12(y - 1) = 5(x - 1)

12y - 12 = 5x - 5

5x - 12y - 5 + 12 = 0

5x - 12y + 7 = 0

b)

Slope of the line joining the points = (y₂ - y₁) / (x₂  - x₁)

5/12 = (11 - 1) / (k - 10)

5/12 = 10/(k - 10)

5(k - 10) = 10(12)

5k - 50 = 120

5k = 120 + 50

5k = 170

k = 170/5

k = 34

c)   A(10, 1) and B(34, 11)

Distance between the points = √(x₂ - x₁)² + (y₂ - y₁)²

= √(11-1)² + (34-10)²

= √10² + 24²

= √100 + 576

= √676

= 26 units

The straight line l₁ passes through the points A(1, -1) and B(7, 8)

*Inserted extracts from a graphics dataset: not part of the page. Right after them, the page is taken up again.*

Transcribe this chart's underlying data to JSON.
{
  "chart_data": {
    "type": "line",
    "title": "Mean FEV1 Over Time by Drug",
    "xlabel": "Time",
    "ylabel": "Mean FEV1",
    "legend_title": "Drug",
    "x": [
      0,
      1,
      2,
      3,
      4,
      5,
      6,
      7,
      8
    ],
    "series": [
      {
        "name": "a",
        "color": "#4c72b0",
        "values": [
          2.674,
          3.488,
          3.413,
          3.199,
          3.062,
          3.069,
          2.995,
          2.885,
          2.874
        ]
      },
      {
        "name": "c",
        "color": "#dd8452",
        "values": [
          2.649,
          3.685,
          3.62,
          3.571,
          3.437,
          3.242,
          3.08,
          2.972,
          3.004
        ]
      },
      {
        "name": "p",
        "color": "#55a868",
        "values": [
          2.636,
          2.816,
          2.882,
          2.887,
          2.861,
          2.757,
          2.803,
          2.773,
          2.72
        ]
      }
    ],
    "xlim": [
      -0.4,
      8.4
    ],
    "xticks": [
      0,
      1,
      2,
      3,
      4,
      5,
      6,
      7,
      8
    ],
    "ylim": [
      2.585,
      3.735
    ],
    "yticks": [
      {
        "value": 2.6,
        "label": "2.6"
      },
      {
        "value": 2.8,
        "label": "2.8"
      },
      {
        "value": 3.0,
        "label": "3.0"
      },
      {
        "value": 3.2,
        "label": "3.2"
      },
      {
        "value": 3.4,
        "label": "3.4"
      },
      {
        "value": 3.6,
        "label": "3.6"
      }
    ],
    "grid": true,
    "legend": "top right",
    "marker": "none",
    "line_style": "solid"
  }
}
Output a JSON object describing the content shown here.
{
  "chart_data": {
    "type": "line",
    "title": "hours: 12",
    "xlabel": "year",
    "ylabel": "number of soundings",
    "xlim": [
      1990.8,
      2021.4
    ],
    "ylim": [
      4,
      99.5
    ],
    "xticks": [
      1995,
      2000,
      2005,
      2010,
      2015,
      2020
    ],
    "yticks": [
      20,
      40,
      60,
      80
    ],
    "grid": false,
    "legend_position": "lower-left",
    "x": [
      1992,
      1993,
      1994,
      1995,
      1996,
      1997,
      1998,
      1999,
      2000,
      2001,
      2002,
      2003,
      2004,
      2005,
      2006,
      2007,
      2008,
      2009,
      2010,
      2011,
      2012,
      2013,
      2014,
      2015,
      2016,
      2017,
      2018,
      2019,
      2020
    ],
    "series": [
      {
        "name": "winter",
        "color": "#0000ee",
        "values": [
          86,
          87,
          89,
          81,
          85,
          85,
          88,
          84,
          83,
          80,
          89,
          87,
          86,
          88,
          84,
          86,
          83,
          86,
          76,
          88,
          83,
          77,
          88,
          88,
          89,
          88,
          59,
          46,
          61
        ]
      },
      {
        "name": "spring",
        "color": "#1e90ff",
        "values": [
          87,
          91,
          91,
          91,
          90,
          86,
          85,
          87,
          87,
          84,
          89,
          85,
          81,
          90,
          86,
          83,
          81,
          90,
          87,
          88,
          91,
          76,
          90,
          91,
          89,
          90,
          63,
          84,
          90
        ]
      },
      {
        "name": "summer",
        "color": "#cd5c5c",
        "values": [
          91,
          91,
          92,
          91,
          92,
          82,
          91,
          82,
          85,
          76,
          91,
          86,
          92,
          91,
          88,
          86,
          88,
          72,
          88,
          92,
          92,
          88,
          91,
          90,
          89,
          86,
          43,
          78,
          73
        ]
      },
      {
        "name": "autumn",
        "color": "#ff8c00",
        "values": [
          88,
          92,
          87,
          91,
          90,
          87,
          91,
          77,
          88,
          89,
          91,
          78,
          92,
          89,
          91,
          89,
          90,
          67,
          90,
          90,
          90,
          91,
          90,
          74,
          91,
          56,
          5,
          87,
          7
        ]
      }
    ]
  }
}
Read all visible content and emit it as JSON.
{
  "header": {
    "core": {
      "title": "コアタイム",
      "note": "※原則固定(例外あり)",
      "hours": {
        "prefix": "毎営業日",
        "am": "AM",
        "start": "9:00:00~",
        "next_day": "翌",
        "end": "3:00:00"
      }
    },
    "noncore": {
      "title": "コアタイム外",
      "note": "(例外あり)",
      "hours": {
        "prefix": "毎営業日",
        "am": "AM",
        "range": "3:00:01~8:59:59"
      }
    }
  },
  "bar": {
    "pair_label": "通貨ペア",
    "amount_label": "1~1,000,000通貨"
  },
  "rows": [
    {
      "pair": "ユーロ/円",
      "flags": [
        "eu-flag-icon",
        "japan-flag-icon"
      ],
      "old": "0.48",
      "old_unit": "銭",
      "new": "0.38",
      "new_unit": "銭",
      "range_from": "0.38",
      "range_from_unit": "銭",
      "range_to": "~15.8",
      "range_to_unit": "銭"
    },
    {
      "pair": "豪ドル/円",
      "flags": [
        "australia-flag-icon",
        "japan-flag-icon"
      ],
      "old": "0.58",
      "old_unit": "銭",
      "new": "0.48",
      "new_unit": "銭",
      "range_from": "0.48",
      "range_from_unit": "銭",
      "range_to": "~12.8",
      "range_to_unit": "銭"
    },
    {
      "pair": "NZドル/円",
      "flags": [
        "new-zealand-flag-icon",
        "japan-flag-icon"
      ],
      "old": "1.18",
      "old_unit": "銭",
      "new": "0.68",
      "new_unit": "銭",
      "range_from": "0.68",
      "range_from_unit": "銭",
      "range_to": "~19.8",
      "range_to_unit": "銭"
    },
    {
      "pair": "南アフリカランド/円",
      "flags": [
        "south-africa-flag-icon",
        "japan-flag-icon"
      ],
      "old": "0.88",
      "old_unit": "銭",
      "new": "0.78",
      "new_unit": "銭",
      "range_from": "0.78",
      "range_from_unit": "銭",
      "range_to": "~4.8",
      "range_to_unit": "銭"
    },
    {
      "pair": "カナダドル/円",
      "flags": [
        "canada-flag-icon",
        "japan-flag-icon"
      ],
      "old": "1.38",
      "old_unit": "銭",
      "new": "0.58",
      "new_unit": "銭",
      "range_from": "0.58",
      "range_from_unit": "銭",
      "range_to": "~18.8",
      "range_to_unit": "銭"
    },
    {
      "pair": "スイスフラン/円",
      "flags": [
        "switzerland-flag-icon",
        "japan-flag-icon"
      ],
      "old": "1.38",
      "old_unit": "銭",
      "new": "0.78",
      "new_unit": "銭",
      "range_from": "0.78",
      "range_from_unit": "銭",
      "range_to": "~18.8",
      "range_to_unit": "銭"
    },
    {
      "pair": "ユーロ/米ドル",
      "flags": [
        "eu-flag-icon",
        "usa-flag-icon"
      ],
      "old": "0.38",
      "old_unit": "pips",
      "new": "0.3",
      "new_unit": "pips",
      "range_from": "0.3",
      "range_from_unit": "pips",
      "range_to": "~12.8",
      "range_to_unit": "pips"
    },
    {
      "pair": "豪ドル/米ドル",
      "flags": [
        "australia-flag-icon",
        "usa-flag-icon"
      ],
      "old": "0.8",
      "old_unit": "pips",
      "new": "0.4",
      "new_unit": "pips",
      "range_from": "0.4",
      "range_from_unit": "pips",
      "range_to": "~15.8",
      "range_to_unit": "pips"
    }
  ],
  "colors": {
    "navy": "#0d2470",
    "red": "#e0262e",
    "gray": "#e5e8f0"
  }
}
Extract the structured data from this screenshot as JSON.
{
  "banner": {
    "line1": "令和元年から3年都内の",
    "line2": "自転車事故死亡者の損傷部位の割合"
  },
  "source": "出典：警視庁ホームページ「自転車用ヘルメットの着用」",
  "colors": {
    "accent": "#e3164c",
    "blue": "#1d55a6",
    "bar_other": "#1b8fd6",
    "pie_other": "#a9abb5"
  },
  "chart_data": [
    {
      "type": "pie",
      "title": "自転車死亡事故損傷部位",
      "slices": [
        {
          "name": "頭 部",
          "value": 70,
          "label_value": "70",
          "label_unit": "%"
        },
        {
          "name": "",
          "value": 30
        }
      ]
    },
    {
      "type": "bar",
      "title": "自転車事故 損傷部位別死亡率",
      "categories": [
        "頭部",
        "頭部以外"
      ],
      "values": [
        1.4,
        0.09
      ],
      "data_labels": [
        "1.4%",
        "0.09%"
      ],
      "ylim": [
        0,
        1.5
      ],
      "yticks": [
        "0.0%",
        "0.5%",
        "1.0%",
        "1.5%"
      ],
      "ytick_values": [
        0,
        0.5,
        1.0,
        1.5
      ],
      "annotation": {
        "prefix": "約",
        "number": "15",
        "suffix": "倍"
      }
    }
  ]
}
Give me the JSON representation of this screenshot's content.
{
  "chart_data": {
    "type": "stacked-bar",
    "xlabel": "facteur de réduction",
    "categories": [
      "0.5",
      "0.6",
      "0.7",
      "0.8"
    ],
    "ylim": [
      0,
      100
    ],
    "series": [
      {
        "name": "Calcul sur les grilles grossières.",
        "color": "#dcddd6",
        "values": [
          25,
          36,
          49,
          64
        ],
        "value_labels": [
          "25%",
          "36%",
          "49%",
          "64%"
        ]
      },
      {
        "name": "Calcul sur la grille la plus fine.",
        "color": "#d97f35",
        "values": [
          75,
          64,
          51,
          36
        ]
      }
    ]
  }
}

a) Find the equation of l₁

b) Show that the length of AB is k√13, where k is the integer.

Solution :

A(1, -1) and B(7, 8)

a) Slope of the line passes through the points = (8 - (-1)) / (7 - 1)

= (8 + 1)/6

= 9/6

= 3/2

Equation of hte line :

(y - (-1)) = 3/2(x - 1)

2(y + 1) = 3(x - 1)

2y + 2 = 3x - 3

3x - 2y - 3 - 2 = 0

3x - 2y - 5 = 0

b)  A(1, -1) and B(7, 8)

Distance between the points = √(x₂ - x₁)² + (y₂ - y₁)²

= √(8 + 1)² + (7 - 1)²

= √9² + 6²

= √(81 + 36)

= √117

= √(3 x 3 x 13)

= 3√13

Comapring with k√13, the value of k is 3.